Fault Detection in Operation and Maintenance of PV Systems
 
Author(s):
 
A. Louwen, D. Miorandi, C. Torrero, F. Venturini, D. Moser
 
Keywords:
 
Monitoring, PV System, Fault Detection, Machine Learning, Neural Networks
 
Topic:
 
PV Systems – Modelling, Design, Operation and Performance
Subtopic: Operation, Performance and Maintenance of PV Systems
Event: 38th European Photovoltaic Solar Energy Conference and Exhibition
Session: 5CO.9.2
 
Pages:
 
967 - 972
ISBN: 3-936338-78-7
Paper DOI: 10.4229/EUPVSEC20212021-5CO.9.2
 
Price:
 
 
0,00 EUR
 
Document(s): paper, presentation
 

Abstract/Summary:


Concurrently with the strong decline in installed PV system prices, the margin for operation and maintenance (O&M) operators has decreased, as O&M costs are commonly budgeted as a fixed percentage of installed system costs. Hence, there is a need to improve the efficiency of O&M operations. In the PV4.0 project, we are aiming to improve O&M efficiency across the value chain, by implementing Industry 4.0 concepts.

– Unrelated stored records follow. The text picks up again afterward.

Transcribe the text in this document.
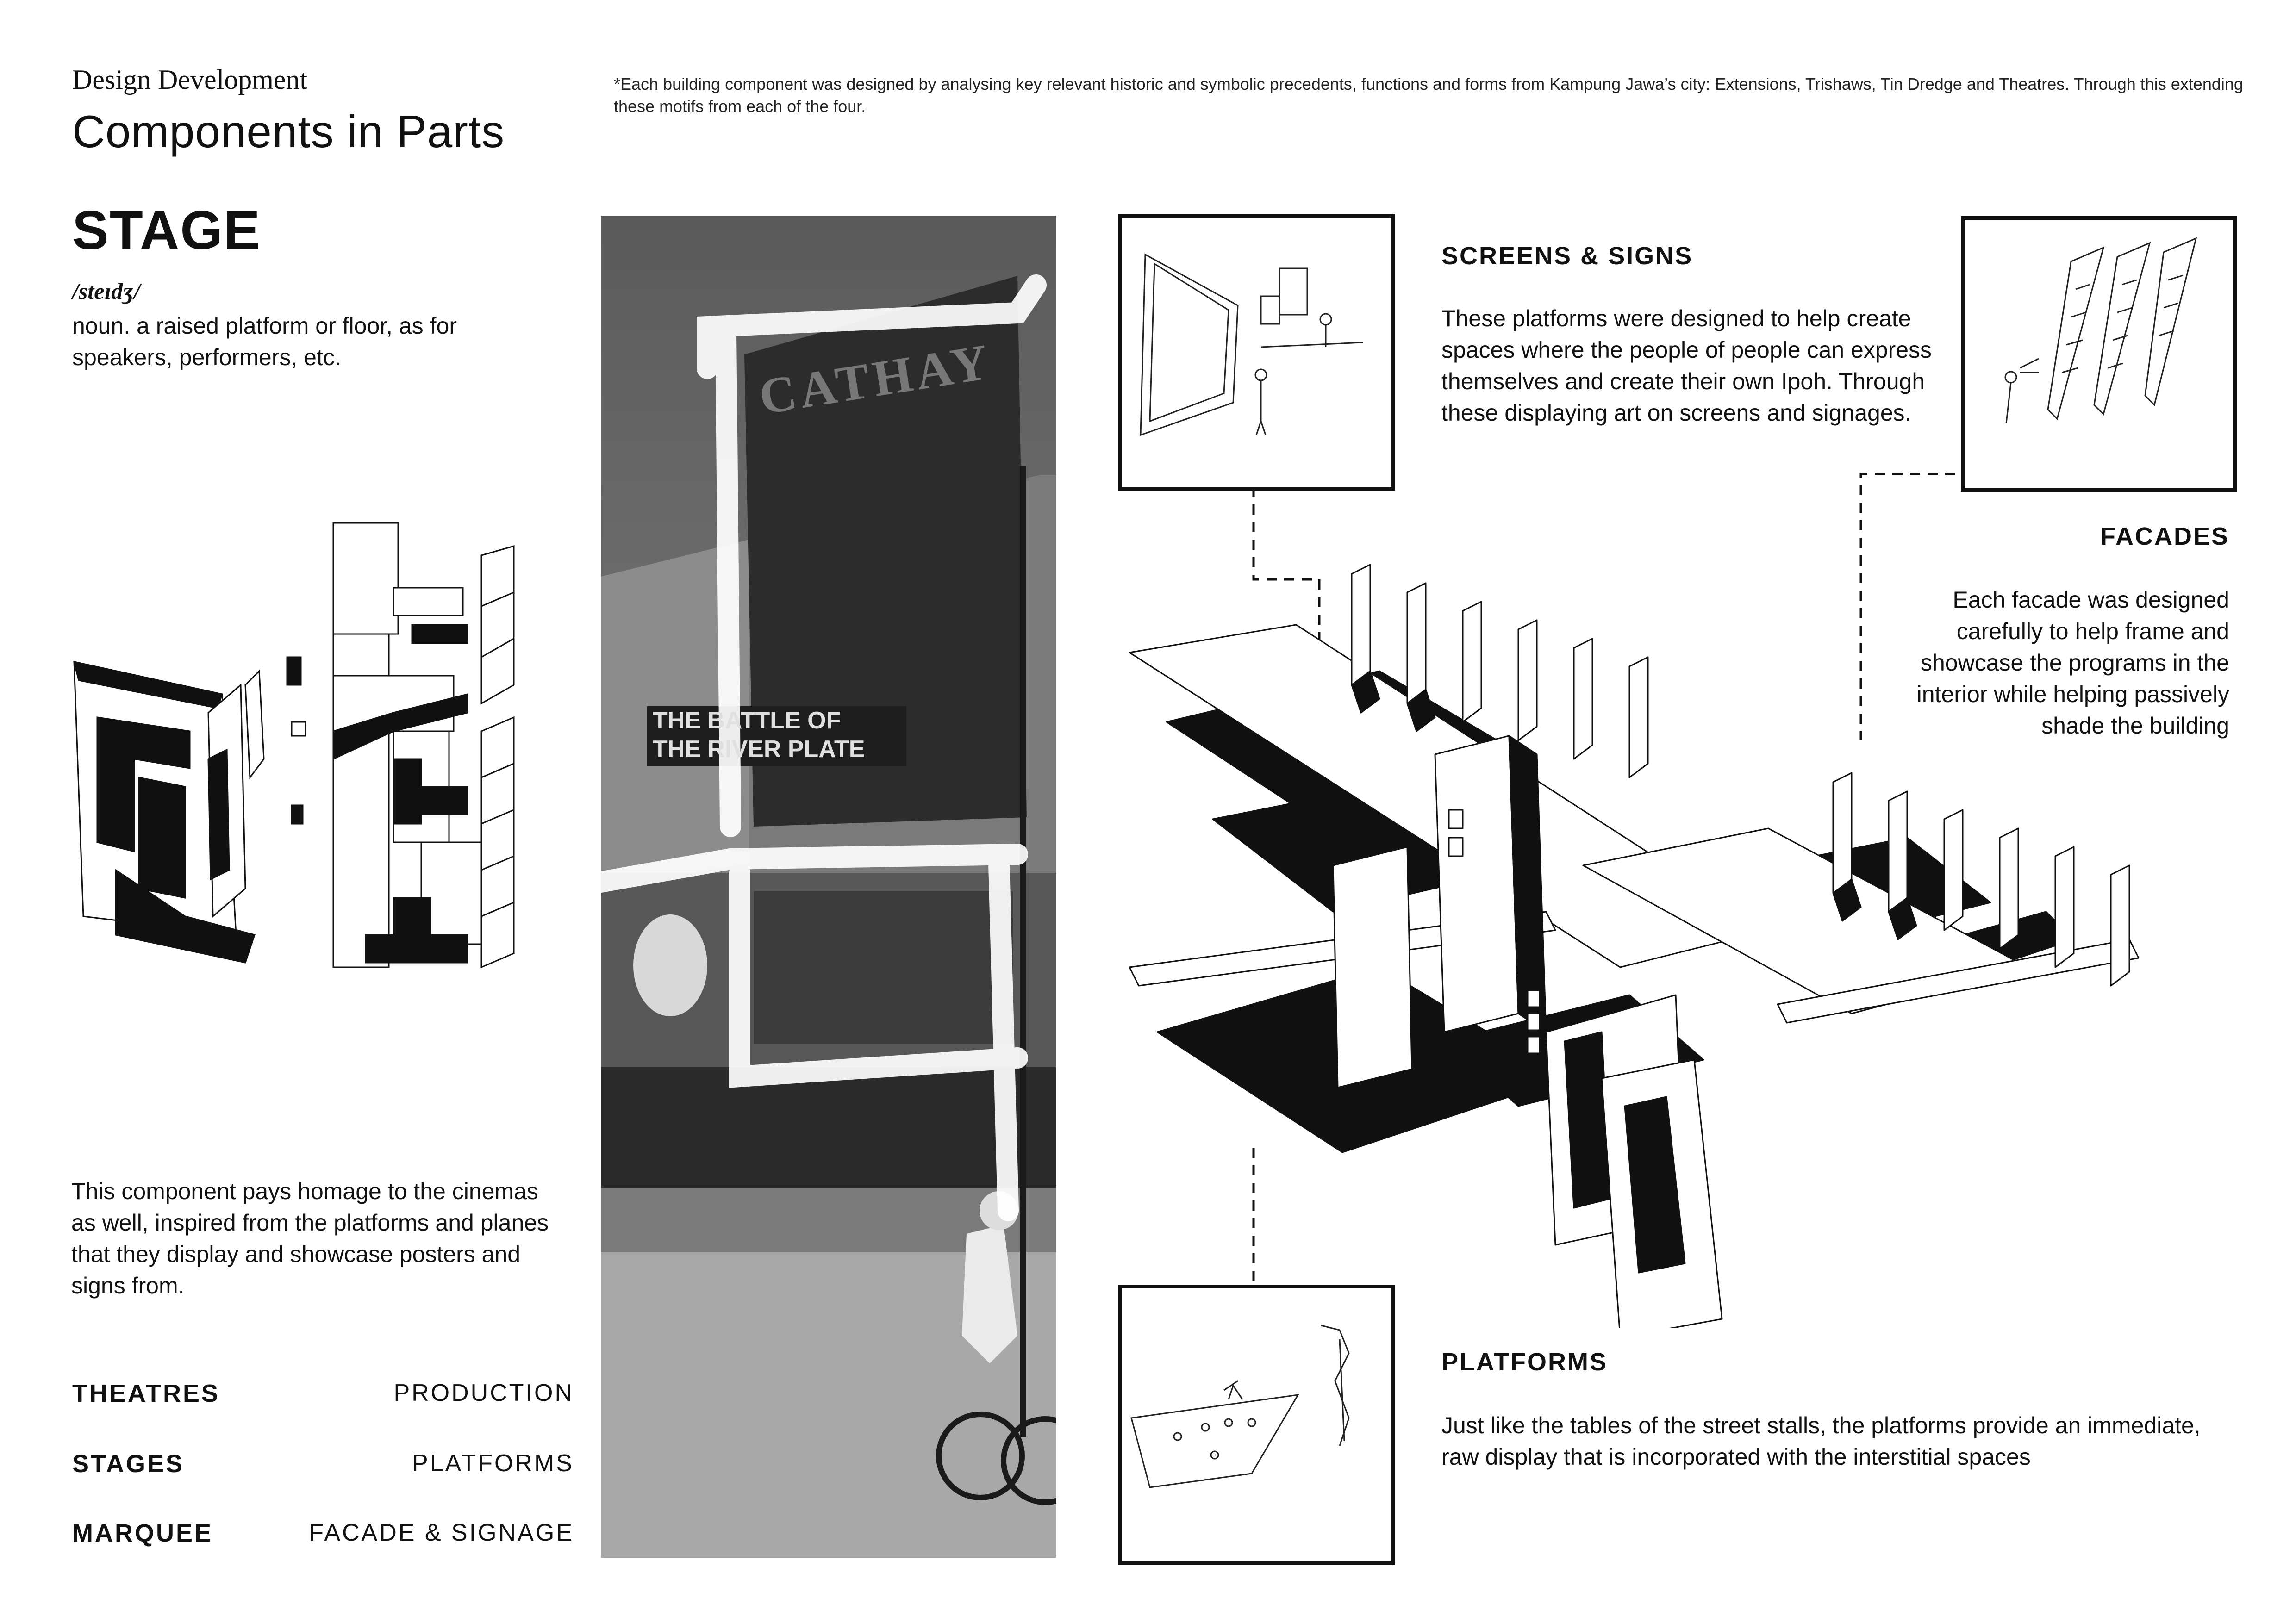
Design Development
Components in Parts
*Each building component was designed by analysing key relevant historic and symbolic precedents, functions and forms from Kampung Jawa’s city: Extensions, Trishaws, Tin Dredge and Theatres. Through this extending these motifs from each of the four.
STAGE
/steɪdʒ/
noun. a raised platform or floor, as for speakers, performers, etc.
This component pays homage to the cinemas as well, inspired from the platforms and planes that they display and showcase posters and signs from.
THEATRES	PRODUCTION
STAGES	PLATFORMS
MARQUEE	FACADE & SIGNAGE
CATHAY
THE BATTLE OF
THE RIVER PLATE
SCREENS & SIGNS
These platforms were designed to help create spaces where the people of people can express themselves and create their own Ipoh. Through these displaying art on screens and signages.
FACADES
Each facade was designed carefully to help frame and showcase the programs in the interior while helping passively shade the building
PLATFORMS
Just like the tables of the street stalls, the platforms provide an immediate, raw display that is incorporated with the interstitial spaces
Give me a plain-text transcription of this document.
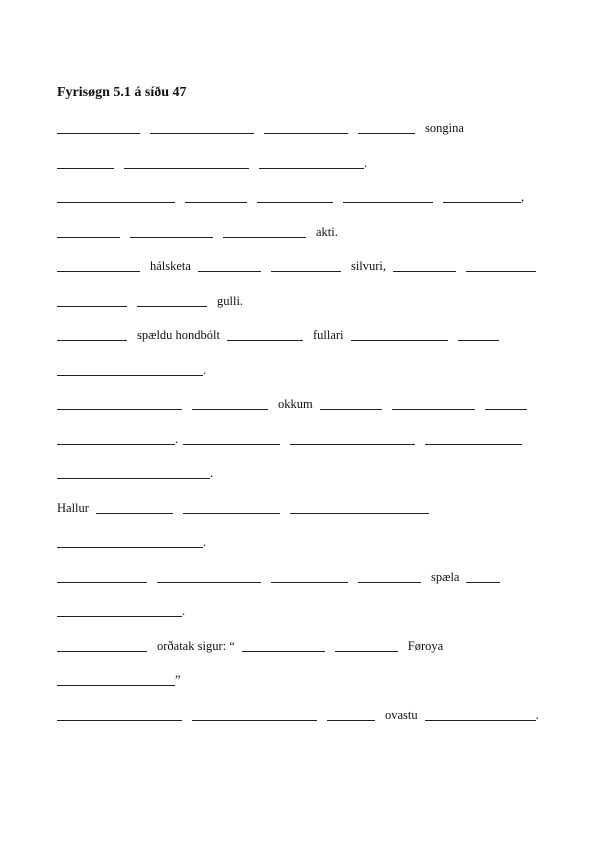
Fyrisøgn 5.1 á síðu 47
songina
.
,
akti.
hálsketa	silvuri,
gulli.
spældu hondbólt	fullari
.
okkum
.
.
Hallur
.
spæla
.
orðatak sigur: “	Føroya
”
ovastu	.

One key part of these concepts is to implement an automatic fault detection system, that is used to quickly detect faults in PV plant operation, minimizing electricity generation losses. Furthermore, this fault detection system is to be used to automatically generate maintenance tickets, so corrective maintenance can be performed as soon as possible. In this paper, we present the development of two neural network (NN) based machine learning models. Model A is a four-layer NN, trained to classify individual datapoints as either normal or faulty. Detected faults are subsequently classified as either a hard (zero power output) or soft (power output higher than zero but lower than nominal) failures. Model B is a model that attempts to predict whether the number of failures in the next days exceed a certain threshold. Our results indicate that Model A has a fault detection rate of 79% in our testing dataset, while the performance of Model B is lower, at a fault detection rate of 49% for 1-day-ahead predictions, and only 30% for 2-day-ahead predictions. Further work will focus on improving the failure detection rate for both models. For Model B, we will additionally focus on improving the input dataset, so that better predictions might become possible. Model A will be implemented in a real-time O&M environment to test its performance in real operating conditions.